Quel est le coût de ces discriminations pour l’économie ?

Pour les entreprises, le coût est évident. Si vous ne recrutez pas sur les compétences, vous passez à côté de talents. Et si vous ne traitez pas les employés issus de certaines minorités à égalité avec les autres, vous anéantissez leur engagement et vous vous privez des opportunités de développement que ces personnes auraient pu vous apporter si vous les aviez promues à des postes à la hauteur de leurs compétences. Le coût macroéconomique est lui aussi très significatif. France Stratégie l’avait évalué à 150 milliards d’euros en 2016. Les discriminations évincent les individus de l’emploi ou les cantonnent à des postes moins qualifiés que ceux qu’ils pourraient occuper. Ces mécanismes génèrent des pertes de production élevées qui grèvent à leur tour les finances publiques : les recettes fiscales diminuent, alors que les dépenses publiques augmentent en raison de l’indemnisation des personnes au chômage du fait des discriminations.
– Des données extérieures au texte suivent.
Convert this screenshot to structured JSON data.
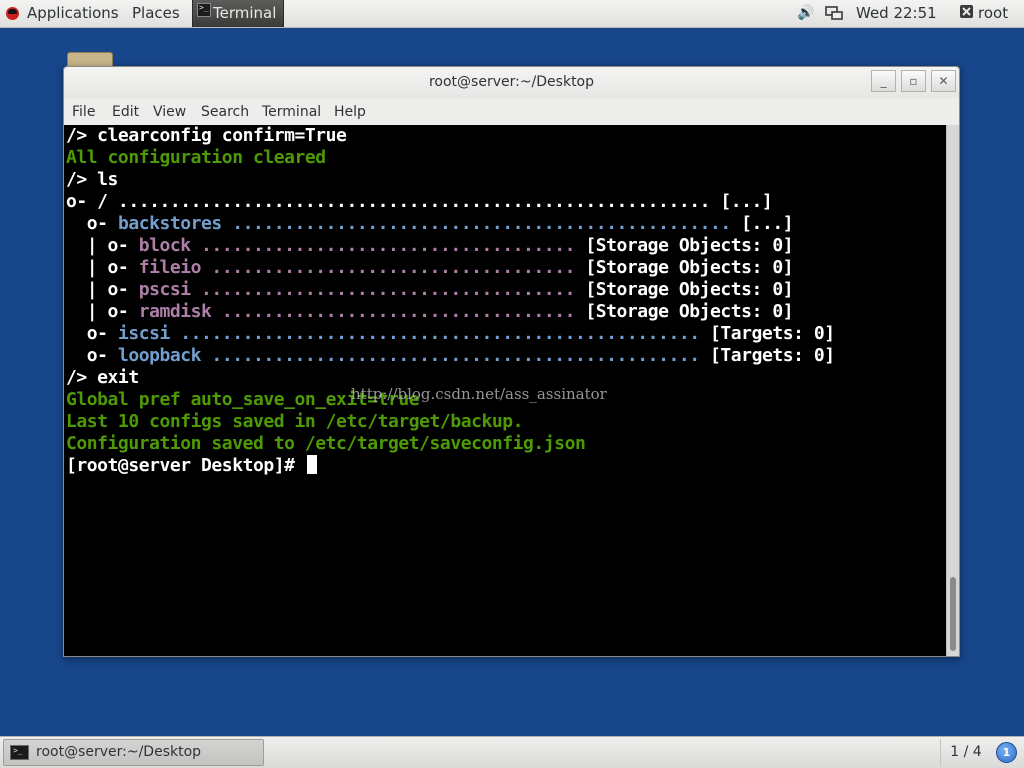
{
  "top_panel": {
    "applications": "Applications",
    "places": "Places",
    "task": "Terminal",
    "clock": "Wed 22:51",
    "user": "root",
    "icons": {
      "logo": "redhat-logo-icon",
      "volume": "volume-icon",
      "network": "network-icon",
      "user": "user-icon"
    }
  },
  "window": {
    "title": "root@server:~/Desktop",
    "menu": [
      "File",
      "Edit",
      "View",
      "Search",
      "Terminal",
      "Help"
    ],
    "buttons": {
      "minimize": "_",
      "maximize": "▫",
      "close": "✕"
    }
  },
  "terminal": {
    "lines": [
      [
        {
          "t": "/> clearconfig confirm=True",
          "c": "white"
        }
      ],
      [
        {
          "t": "All configuration cleared",
          "c": "green"
        }
      ],
      [
        {
          "t": "/> ls",
          "c": "white"
        }
      ],
      [
        {
          "t": "o- / ......................................................... [...]",
          "c": "white"
        }
      ],
      [
        {
          "t": "  o- ",
          "c": "white"
        },
        {
          "t": "backstores",
          "c": "blue"
        },
        {
          "t": " ................................................ ",
          "c": "blue"
        },
        {
          "t": "[...]",
          "c": "white"
        }
      ],
      [
        {
          "t": "  | o- ",
          "c": "white"
        },
        {
          "t": "block",
          "c": "purple"
        },
        {
          "t": " .................................... ",
          "c": "purple"
        },
        {
          "t": "[Storage Objects: 0]",
          "c": "white"
        }
      ],
      [
        {
          "t": "  | o- ",
          "c": "white"
        },
        {
          "t": "fileio",
          "c": "purple"
        },
        {
          "t": " ................................... ",
          "c": "purple"
        },
        {
          "t": "[Storage Objects: 0]",
          "c": "white"
        }
      ],
      [
        {
          "t": "  | o- ",
          "c": "white"
        },
        {
          "t": "pscsi",
          "c": "purple"
        },
        {
          "t": " .................................... ",
          "c": "purple"
        },
        {
          "t": "[Storage Objects: 0]",
          "c": "white"
        }
      ],
      [
        {
          "t": "  | o- ",
          "c": "white"
        },
        {
          "t": "ramdisk",
          "c": "purple"
        },
        {
          "t": " .................................. ",
          "c": "purple"
        },
        {
          "t": "[Storage Objects: 0]",
          "c": "white"
        }
      ],
      [
        {
          "t": "  o- ",
          "c": "white"
        },
        {
          "t": "iscsi",
          "c": "blue"
        },
        {
          "t": " .................................................. ",
          "c": "blue"
        },
        {
          "t": "[Targets: 0]",
          "c": "white"
        }
      ],
      [
        {
          "t": "  o- ",
          "c": "white"
        },
        {
          "t": "loopback",
          "c": "blue"
        },
        {
          "t": " ............................................... ",
          "c": "blue"
        },
        {
          "t": "[Targets: 0]",
          "c": "white"
        }
      ],
      [
        {
          "t": "/> exit",
          "c": "white"
        }
      ],
      [
        {
          "t": "Global pref auto_save_on_exit=true",
          "c": "green"
        }
      ],
      [
        {
          "t": "Last 10 configs saved in /etc/target/backup.",
          "c": "green"
        }
      ],
      [
        {
          "t": "Configuration saved to /etc/target/saveconfig.json",
          "c": "green"
        }
      ],
      [
        {
          "t": "[root@server Desktop]# ",
          "c": "white"
        }
      ]
    ],
    "watermark": "http://blog.csdn.net/ass_assinator",
    "colors": {
      "white": "#ffffff",
      "green": "#4e9a06",
      "blue": "#729fcf",
      "purple": "#ad7fa8",
      "background": "#000000"
    }
  },
  "bottom_panel": {
    "task": "root@server:~/Desktop",
    "workspace": "1 / 4",
    "notification_count": "1"
  },
  "desktop": {
    "background": "#17468a"
  }
}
Les discriminations font donc peser un très lourd fardeau sur les entreprises et la société. Elles ont aussi un coût social, car elles minent la cohésion nationale en poussant ou en contraignant certaines populations discriminées au repli identitaire.

Quelles mesures permettraient d’améliorer la lutte contre ces discriminations ?
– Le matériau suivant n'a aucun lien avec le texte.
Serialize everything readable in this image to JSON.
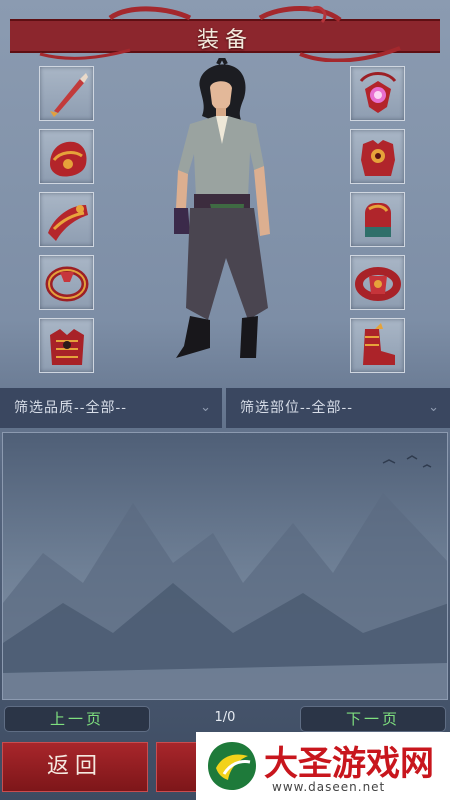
{
  "header": {
    "title": "装备"
  },
  "equipment_slots": {
    "left": [
      {
        "icon": "dagger-icon"
      },
      {
        "icon": "helmet-icon"
      },
      {
        "icon": "gauntlet-icon"
      },
      {
        "icon": "ring-icon"
      },
      {
        "icon": "chest-armor-icon"
      }
    ],
    "right": [
      {
        "icon": "amulet-icon"
      },
      {
        "icon": "armor-icon"
      },
      {
        "icon": "bracer-icon"
      },
      {
        "icon": "belt-icon"
      },
      {
        "icon": "boots-icon"
      }
    ]
  },
  "filters": {
    "quality": "筛选品质--全部--",
    "slot": "筛选部位--全部--"
  },
  "pagination": {
    "prev_label": "上一页",
    "next_label": "下一页",
    "indicator": "1/0"
  },
  "actions": {
    "back_label": "返回"
  },
  "watermark": {
    "title": "大圣游戏网",
    "url": "www.daseen.net"
  },
  "colors": {
    "title_red": "#8c1c22",
    "page_button_text": "#7fe07f",
    "action_red": "#a8262b",
    "watermark_red": "#c8161d"
  }
}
Une première piste serait d’engager une réflexion sur la possibilité d’inclure, par exemple, dans les données administratives qui servent à calculer l’index d’égalité professionnelle, le pays de naissance des parents des individus. Cela permettrait de comparer les trajectoires non seulement des hommes et des femmes, mais aussi des salariés d’ascendance étrangère et des autres. À plus court terme, il semble essentiel de renforcer le contrôle des comportements de recrutement des employeurs, car les discriminations à l’embauche à l’encontre des candidats originaires d’Afrique du Nord ou d’Afrique subsaharienne sont très fortes en France. Des campagnes de testing ont été menées par le gouvernement, mais elles sont ponctuelles et ne peuvent donc se concentrer que sur les grandes entreprises, car ce sont les seules dont le volume d’offres d’emploi est suffisant sur la période d’étude. Il faudrait pouvoir procéder à ces testings en continu, afin d’étudier aussi le comportement de recrutement des ETI, PME et même TPE. Une manière d’y parvenir serait de créer une agence indépendante en charge de mener ces testings. Cette agence pourrait aussi aider les individus qui s’estiment discriminés à s’approprier l’arsenal juridique existant et à mieux maîtriser les moyens de preuve à leur disposition dans le cadre d’actions en justice. Elle pourrait enfin apporter son soutien aux employeurs qui font face à une obligation de formation à la non-discrimination en les aidant à identifier les formations réellement efficaces.